Einstein vs Bergson, Science vs Philosophy and the Meaning of Time ping
Lemaître’s expanding universe wasn’t based on religious belief, rather it was a possible solution to Einstein’s field equation, with the cosmological constant removed, that fit Hubble’s observations.
I don’t suggest that Lemaîtres expanding universe theory was religiously inspired, only that religion and science haven’t always been at odds the way they are.
Hawking may be a brilliant man but unfortunately he’s slid into attacking religion rather than promoting and developing his theories.
*bump*
The article is a good read and the sound clip is a good listen.

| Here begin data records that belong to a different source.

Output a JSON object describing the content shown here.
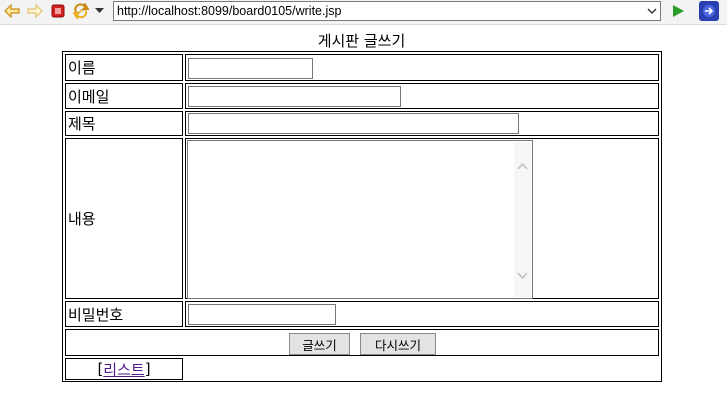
{
  "toolbar": {
    "url": "http://localhost:8099/board0105/write.jsp",
    "icons": [
      "back-arrow-icon",
      "forward-arrow-icon",
      "stop-icon",
      "refresh-icon",
      "history-dropdown-icon",
      "url-dropdown-icon",
      "go-icon",
      "extension-icon"
    ]
  },
  "page": {
    "title": "게시판 글쓰기"
  },
  "form": {
    "name_label": "이름",
    "email_label": "이메일",
    "subject_label": "제목",
    "content_label": "내용",
    "password_label": "비밀번호",
    "submit_label": "글쓰기",
    "reset_label": "다시쓰기",
    "name_value": "",
    "email_value": "",
    "subject_value": "",
    "content_value": "",
    "password_value": ""
  },
  "list_link": {
    "bracket_open": "[",
    "label": "리스트",
    "bracket_close": "]"
  },
  "colors": {
    "toolbar_bg": "#f3f3f3",
    "link": "#551a8b",
    "go_icon": "#2aa02a",
    "stop_icon": "#d02020",
    "nav_icon": "#e8b020"
  }
}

Einstein asserted that time could only be measured by observing events, like the progression of the hands of a clock. It appears that Bergson imputed psychological time with physical significance beyond what it could support. When I started the article, I thought the Henry that Einstein was going to confront was Henri Poincaré, who came within a hairs breadth of inventing relativity, except he could not give up the psychologically grounded notions of absolute time and absolute space. Same could be said for another Henry, Hendrik Lorentz, who actually had devised the Lorentz transform, which Einstein independently reinvented. Lorentz became a friend and supporter of Einstein.
Lemaître had to stop the Pope from trying to shoehorn ‘the Big Bang’ into ‘In The Beginning ‘. He kept his religious beliefs separate from science.
Lemaître also had to decline appointment to a papal commission on birth control, on the grounds that it was field about which he knew nothing.
Time ping.
I don’t know the reason, if there was another possible reason....Personal, philosophical, faith based?
I do know that he was eventually made a Monsignor by John XXIII.
Thank you for your review.
No, Pius XII doted on Lemaître and wanted to use him as the sunny face of the new scientifically hip Vatican, to clear the air about all that Galileo unpleasantness. Lemaître on the other hand wanted to spend his time using those new fangled IBM computers to solve problems in computational astronomy. He was allowed to live out his final years in peace.
Thanks lbryce.
Yet another arrogant pronouncement by Hawking. You'd think physicists who consider the infinite scope of the universe, looking outward or inward might have a little more humility about the limit of their current knowledge.
I will now paint with a broad brush. As a class of people, physicists are the most arrogant I have ever met or worked with. They believe that they understand the world better than anyone else, and have license to let every one know it. However; there are many ways to understand the world.
I have often felt that a Fuller Brush Man understands the world better than a physicist. (Wow, there's a blast from the past.)
Both are right. Pain or boredom makes subjectively experienced time seem to pass slowly, while fun and excitement makes time seem to pass quickly. While the objective time for both as measured by a clock are the same.That is a hypnotic trance called time distortion.
What we have then is Shrodinger’s Clock.
Also the clock isn’t objective because it has
no awareness of itself.
Brilliant observation. Ain’t it the truth.
Isaiah 42:5 Thus saith God the LORD, he that created the heavens, and stretched them out; ... I’m pretty sure that Isaiah lived a few hundred years before Einstein or Hubbel.